Google’s participation has attracted mobile operators, but pace may be a problem
Google’s entry into the RCS market, combined with what appears to be a more convincing strategy for making it easier to launch RCS services, seems to have encouraged a new set of operators to publicly express their interest in the technology. These operators include Turkcell, Philippines operators Globe Telecom and Smart Communications, Poland’s Play, and the MEA-headquartered operator groups Etisalat, Millicom, and MTN. It has also had the effect of reigniting the interest of some of the operators that had previously committed to RCS, but had either lost interest since the first RCS initiative was launched in 2007 or had been dragging their heels on launching RCS services. These operators include Bharti Airtel, Telenor Group, TeliaSonera, Telstra, and TIM (Telecom Italia). In all, 19 operators have committed to the new RCS initiative, the remainder being Deutsche Telekom, Orange, Vodafone, America Movil, Sprint, KPN, and VimpelCom.
It is encouraging that the group of operators interested in RCS has swelled, but interest now has to turn into action if the RCS initiative is not to simply wither and die. The first major hurdle will be how quickly the GSMA can “transition” to the universal RCS profile, which will be based on the Rich Common Core specification RCC.07 “Rich Communication Suite 5.3 Advanced Communication Services and Client Specification.” If the transition requires the agreement of the previously mentioned operators, and if the operators take too long to agree, the development of the universal profile may be delayed, with a knock-on effect for its inclusion in Google’s Android RCS client. Any lengthy delay will likely mean that some of the participating operators will lose interest and the initiative will lose momentum. In the worst case scenario, Google itself might become frustrated, abandon the initiative, and strike out on its own, using the Jibe platform to develop an iMessage-like service for Android.
To help speed things up the universal profile and the client will initially focus on providing “consistent and interoperable” messaging services, such as group chat, photo sharing, and read receipts, with enhanced calling features to follow. However, this will not be enough to enable players in developed markets to compete with OTT players. Addressing only messaging in the first instance puts telcos in developed markets at a disadvantage when it comes to providing services comparable to those offered by third-party communications apps, given that voice services are now standard for many third-party apps. This is less of an issue for telcos operating in emerging markets, such as Millicom and MTN, because smartphone and mobile broadband penetration is low enough that there remains an opportunity for the operators to “enter” the market on the same level as third-party apps.

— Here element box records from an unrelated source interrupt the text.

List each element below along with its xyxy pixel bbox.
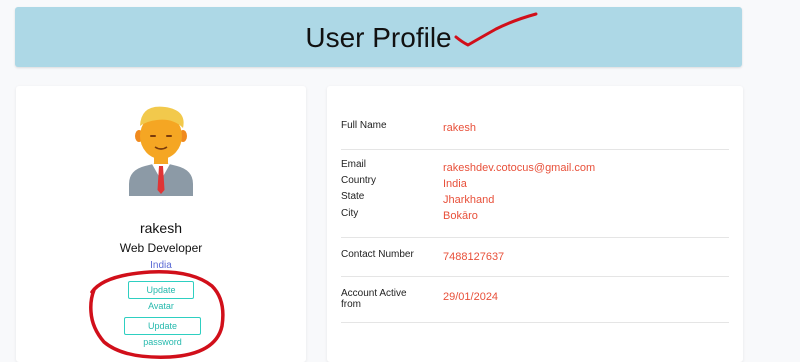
profile-summary-card: rakesh Web Developer India Update Avatar… (16, 86, 306, 362)
contact-row: Contact Number 7488127637 (341, 249, 729, 269)
full-name-label: Full Name (341, 120, 387, 131)
divider (341, 322, 729, 323)
divider (341, 276, 729, 277)
update-avatar-button[interactable]: Update Avatar (128, 281, 194, 311)
contact-number-value: 7488127637 (443, 251, 505, 263)
profile-country: India (150, 260, 172, 271)
full-name-value: rakesh (443, 122, 477, 134)
email-value: rakeshdev.cotocus@gmail.com (443, 162, 596, 174)
state-label: State (341, 191, 365, 202)
country-value: India (443, 178, 467, 190)
account-active-value: 29/01/2024 (443, 291, 499, 303)
profile-details-card: Full Name rakesh Email rakeshdev.cotocus… (327, 86, 743, 362)
account-active-label-continued: from (341, 299, 361, 310)
divider (341, 149, 729, 150)
state-value: Jharkhand (443, 194, 495, 206)
email-label: Email (341, 159, 367, 170)
city-label: City (341, 208, 359, 219)
account-active-row: Account Active from 29/01/2024 (341, 288, 729, 314)
profile-name: rakesh (139, 220, 183, 236)
location-row: Email rakeshdev.cotocus@gmail.com Countr… (341, 159, 729, 227)
divider (341, 237, 729, 238)
update-password-button[interactable]: Update password (124, 317, 201, 347)
full-name-row: Full Name rakesh (341, 120, 729, 140)
country-label: Country (341, 175, 377, 186)
user-avatar-icon (129, 106, 193, 196)
city-value: Bokāro (443, 210, 478, 222)
profile-header-banner: User Profile (15, 7, 742, 67)
page-title: User Profile (305, 22, 452, 53)
contact-number-label: Contact Number (341, 249, 414, 260)
profile-role: Web Developer (119, 241, 203, 255)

It is telling that Google has decided to develop a client, rather than to embed RCS natively in the Android OS. This may be an acknowledgement that embedding RCS natively in the Android OS would be a lengthier and more complex process. However, operators and OEMs will be able to preinstall the Android RCS client on devices and updates can be driven from Google Play. Although telcos will not have to encourage their customers to download an app, they will still need to persuade them to use the new RCS features.